Dopo aver affermato che, nell’ambito della disciplina europea dell’i.v.a., gli Stati membri hanno piena libertà di regolazione, limitata solo dall’obbligo di garantire una riscossione effettiva delle risorse proprie dell’Unione europea e da quello di non creare differenze significative nel modo di trattare i contribuenti, la Corte ha analizzato la disciplina del concordato preventivo, ritenendo che essa preveda determinate garanzie per il recupero dei crediti privilegiati, tra cui quello i.v.a. Infatti, in primo luogo, il pagamento parziale di un credito privilegiato è ammesso solo se un esperto indipendente attesta che tale credito non riceverebbe un trattamento migliore in caso di fallimento (come a dire che lo Stato quel credito non lo potrebbe realizzare in misura maggiore rispetto a quanto offerto). In secondo luogo, il creditore che nella proposta non è integralmente soddisfatto è ammesso al voto, potendo esprimere volontà contraria all’approvazione del concordato. Infine, sono previste le opposizioni, tra cui quella successiva all’omologa, così da poter sottoporre la proposta concordataria all’esame di un giudice.

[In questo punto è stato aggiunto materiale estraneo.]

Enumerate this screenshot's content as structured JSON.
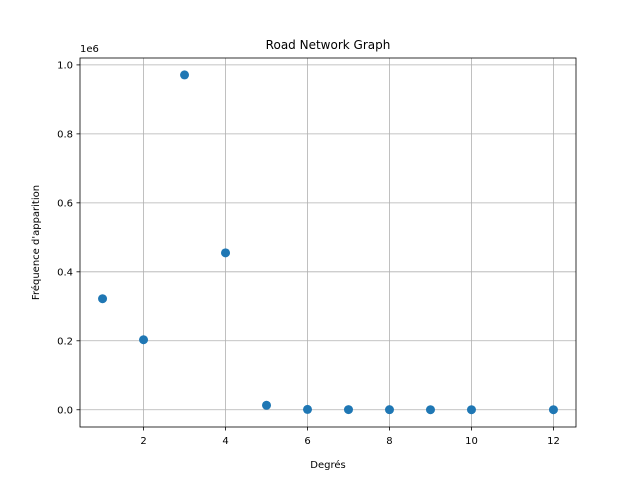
{
  "chart_data": {
    "type": "scatter",
    "title": "Road Network Graph",
    "xlabel": "Degrés",
    "ylabel": "Fréquence d'apparition",
    "y_offset_label": "1e6",
    "x": [
      1,
      2,
      3,
      4,
      5,
      6,
      7,
      8,
      9,
      10,
      12
    ],
    "y": [
      0.322,
      0.203,
      0.971,
      0.455,
      0.013,
      0.001,
      0.0005,
      0.0003,
      0.0002,
      0.0001,
      5e-05
    ],
    "xlim": [
      0.45,
      12.55
    ],
    "ylim": [
      -0.05,
      1.02
    ],
    "xticks": [
      2,
      4,
      6,
      8,
      10,
      12
    ],
    "xtick_labels": [
      "2",
      "4",
      "6",
      "8",
      "10",
      "12"
    ],
    "yticks": [
      0.0,
      0.2,
      0.4,
      0.6,
      0.8,
      1.0
    ],
    "ytick_labels": [
      "0.0",
      "0.2",
      "0.4",
      "0.6",
      "0.8",
      "1.0"
    ],
    "grid": true,
    "marker_color": "#1f77b4"
  }
}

Ecco che, da questa semplice analisi, la Corte di Giustizia rileva come la normativa italiana non comporti affatto una rinuncia indiscriminata alla riscossione i.v.a. in grado di minare le risorse dell’Unione, come sosteneva in blocco la giurisprudenza nazionale.
L’esito di questa decisione è stato salutato con favore dai primi commentatori, che del resto hanno da sempre rilevato come non fosse in contrasto con la normativa europea la riscossione parziale dell’i.v.a. che sia dipesa da un patrimonio insufficiente del debitore. Di conseguenza, le implicazioni di un pagamento parziale si potranno avere in sede di transazione fiscale (con sua impossibilità di utilizzo in caso di falcidia i.v.a.) e di voto nel concordato, momento in cui lo Stato potrà far valere il proprio dissenso, dovendo comunque sottostare alla decisione della maggioranza dei creditori. Come da più parti notato – e sottolineato dalla Corte di Giustizia – a fronte di risorse limitate ed insufficienti del debitore, una soddisfazione parziale del credito i.v.a. (purché con la medesima percentuale che avrebbe ricevuto in caso di fallimento), considerando la posizione occupata dal medesimo nell’ordine dei privilegi stabilito dalla Legge, non può porre alcun problema di effettività della riscossione; del resto, a fronte di un patrimonio limitato, lo Stato non potrebbe riscuotere altro, né in sede concordataria né in altre procedure. Insomma, la disciplina del concordato preventivo non prevede alcuna rinuncia generale e indiscriminata alla riscossione dell’i.v.a. – come temuto dalla Cassazione – cosicché nessun argomento di diritto sovranazionale potrà essere invocato per impedire la falcidia dell’imposta nelle proposte concordatarie.